Hyundai and Kia Will Pay $350M for Bogus Fuel Economy Claims

Source: Hyundai

If automakers believed they had wiggle room with Environmental Protection Agency (EPA) officials on fuel economy, the idea came crashing down on Monday. In a joint news conference with the U.S. Department of Justice, EPA Administrator Gina McCarthy announced that Kia and Hyundai would settle a civil case over Clean Air Act violations at the cost of $100 million along with other penalties valued at $250 million relating to the case. The Korean automakers’ alleged offenses involved overstating the efficiency of vehicles to both the EPA and U.S. consumers.

$350 million for 1.2 million vehicles

The $100 million fine, the largest ever levied for actions violating the Clean Air Act, came down on Kia and Hyundai along with the forfeiture of 4.75 million greenhouse gas emissions credits, valued at $200 million. In an effort to ensure more accurate fuel economy ratings in the future, Hyundai and Kia, corporations under the same chairman, will spend $50 million to set up an independent testing service for their vehicles, bringing the grand total of the settlement to at least $350 million.

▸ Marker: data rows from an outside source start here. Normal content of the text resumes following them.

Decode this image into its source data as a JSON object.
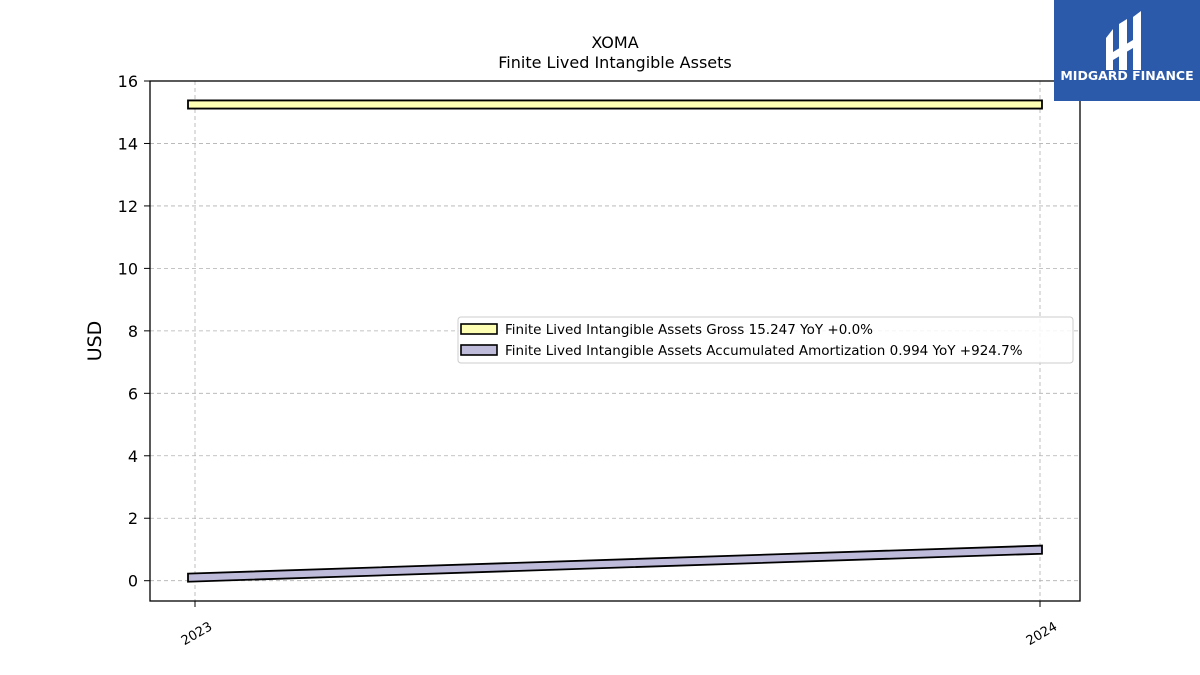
{
  "chart_data": {
    "type": "area",
    "title": "XOMA",
    "subtitle": "Finite Lived Intangible Assets",
    "xlabel": "",
    "ylabel": "USD",
    "categories": [
      "2023",
      "2024"
    ],
    "ylim": [
      -0.65,
      16
    ],
    "yticks": [
      0,
      2,
      4,
      6,
      8,
      10,
      12,
      14,
      16
    ],
    "grid": true,
    "legend_position": "center-right",
    "series": [
      {
        "name": "Finite Lived Intangible Assets Gross",
        "legend_label": "Finite Lived Intangible Assets Gross  15.247 YoY +0.0%",
        "values": [
          15.247,
          15.247
        ],
        "color": "#ffffb3"
      },
      {
        "name": "Finite Lived Intangible Assets Accumulated Amortization",
        "legend_label": "Finite Lived Intangible Assets Accumulated Amortization  0.994 YoY +924.7%",
        "values": [
          0.097,
          0.994
        ],
        "color": "#bebada"
      }
    ]
  },
  "logo": {
    "text": "MIDGARD FINANCE",
    "background": "#2b5aab"
  }
}
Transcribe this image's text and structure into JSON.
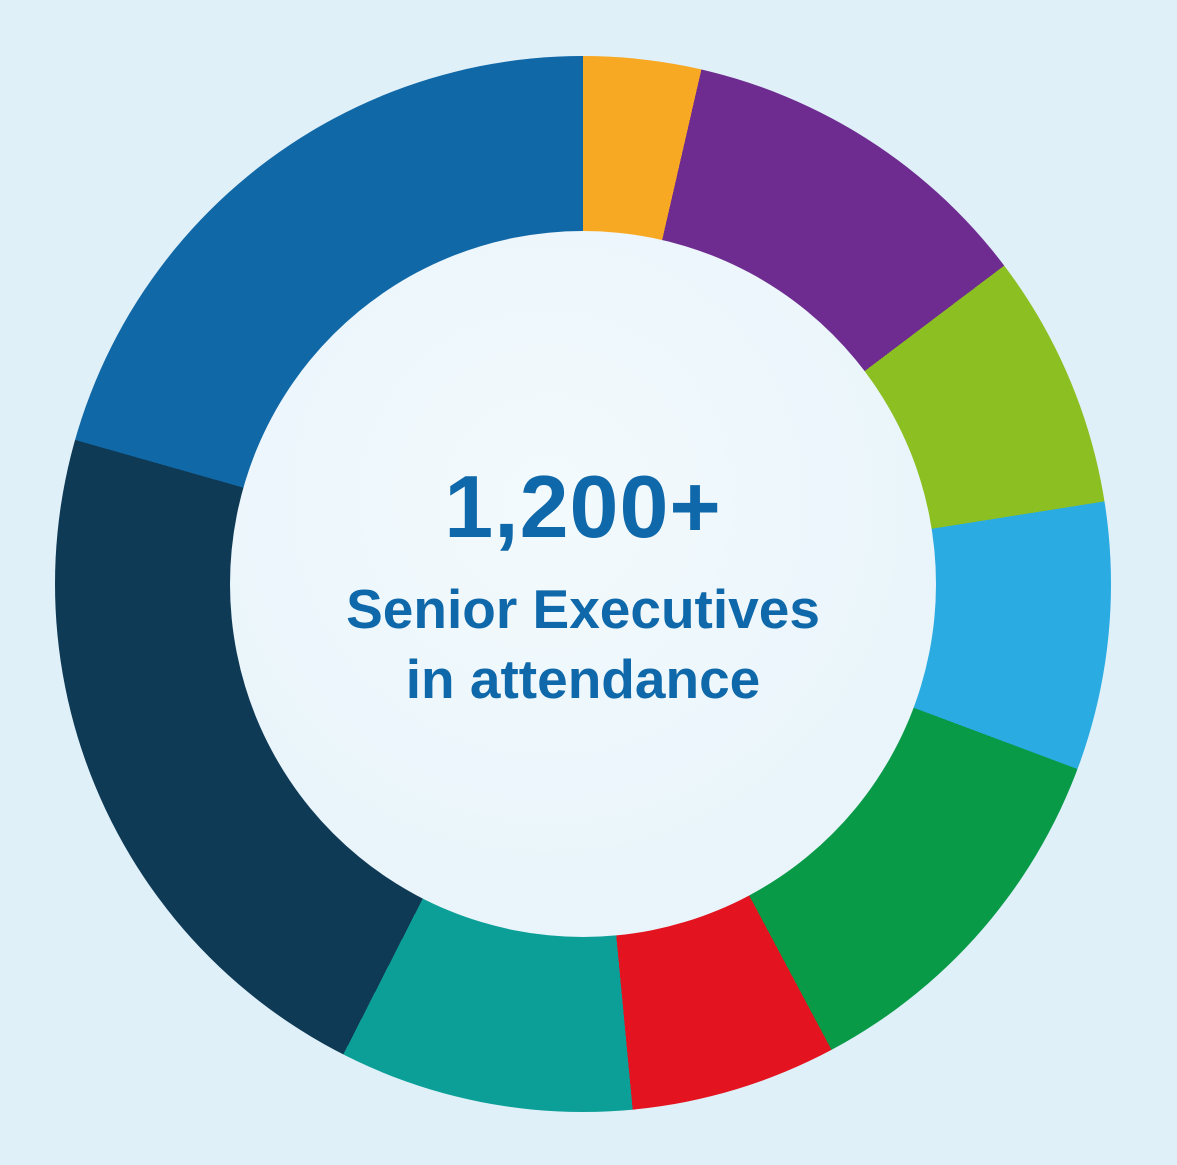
{
  "background_color": "#e0f0f9",
  "center_circle_color": "#eaf5fb",
  "text_color": "#0f68a9",
  "chart_data": {
    "type": "pie",
    "donut": true,
    "inner_radius_ratio": 0.668,
    "start_angle_deg": 0,
    "direction": "clockwise",
    "legend_position": "none",
    "title": "1,200+ Senior Executives in attendance",
    "center_label": {
      "value": "1,200+",
      "line1": "Senior Executives",
      "line2": "in attendance"
    },
    "segments": [
      {
        "name": "orange-segment",
        "color": "#f8a924",
        "value": 3.6
      },
      {
        "name": "purple-segment",
        "color": "#6e2c90",
        "value": 11.1
      },
      {
        "name": "lime-green-segment",
        "color": "#8cbf22",
        "value": 7.8
      },
      {
        "name": "sky-blue-segment",
        "color": "#2aabe2",
        "value": 8.2
      },
      {
        "name": "green-segment",
        "color": "#089a47",
        "value": 11.5
      },
      {
        "name": "red-segment",
        "color": "#e3131f",
        "value": 6.3
      },
      {
        "name": "teal-segment",
        "color": "#0c9f97",
        "value": 9.0
      },
      {
        "name": "navy-segment",
        "color": "#0e3a56",
        "value": 21.9
      },
      {
        "name": "blue-segment",
        "color": "#1168a7",
        "value": 20.6
      }
    ]
  }
}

According to the EPA statement, Kia and Hyundai misrepresented the performance of 1.2 million vehicles sold in the U.S. for the 2011, 2012, and 2013 model years. This inaccurate information led to higher miles-per-gallon ratings than they deserved and could contribute 4.75 million metric tons of greenhouse gases more than expected. U.S. Attorney General Eric Holder joined McCarthy at the news conference in what was a stinging rebuke of the the automakers’ conduct.

“This unprecedented resolution with Hyundai and Kia underscores the Justice Department’s firm commitment to safeguarding American consumers, ensuring fairness in every marketplace, protecting the environment, and relentlessly pursuing companies that make misrepresentations and violate the law,” Holder said. “This type of conduct quite simply will not be tolerated.”

Drew Angerer/Getty Images

“Greenhouse gas emission laws protect the public from the dangers of climate change, and today’s action reinforces EPA’s commitment to see those laws through,” said McCarthy. “Businesses that play by the rules shouldn’t have to compete with those breaking the law.”

CARB versus Kia and Hyundai

The California Air Resources Board (CARB) filed the suit along with the U.S. Attorney in D.C. District Court and focused on claimed performance data for the Kia Soul, Hyundai Elantra, Kia Optima Hybrid, Hyundai Tucson, and numerous other vehicles falling under the corporate siblings’ respective banners. As part of the settlement, CARB will receive over $6 million of the civil fine as compensation. Hyundai and Kia both released statements acknowledging the settlement and offered information on the compensation they are offering to affected vehicle owners.

In Hyundai’s case, defiance leaked through its company statement. Suggesting “a data processing error” was at fault for its inaccurate performance data, the automaker highlighted the EPA’s “broad latitude” (a phrase used twice) for vehicle manufacturers in calculating their figures.

Taking Hyundai’s claim at face value, it would appear the latitude has gotten narrower with the current EPA administration. For the world’s biggest automakers, the settlement should serve as a $350 million wakeup call.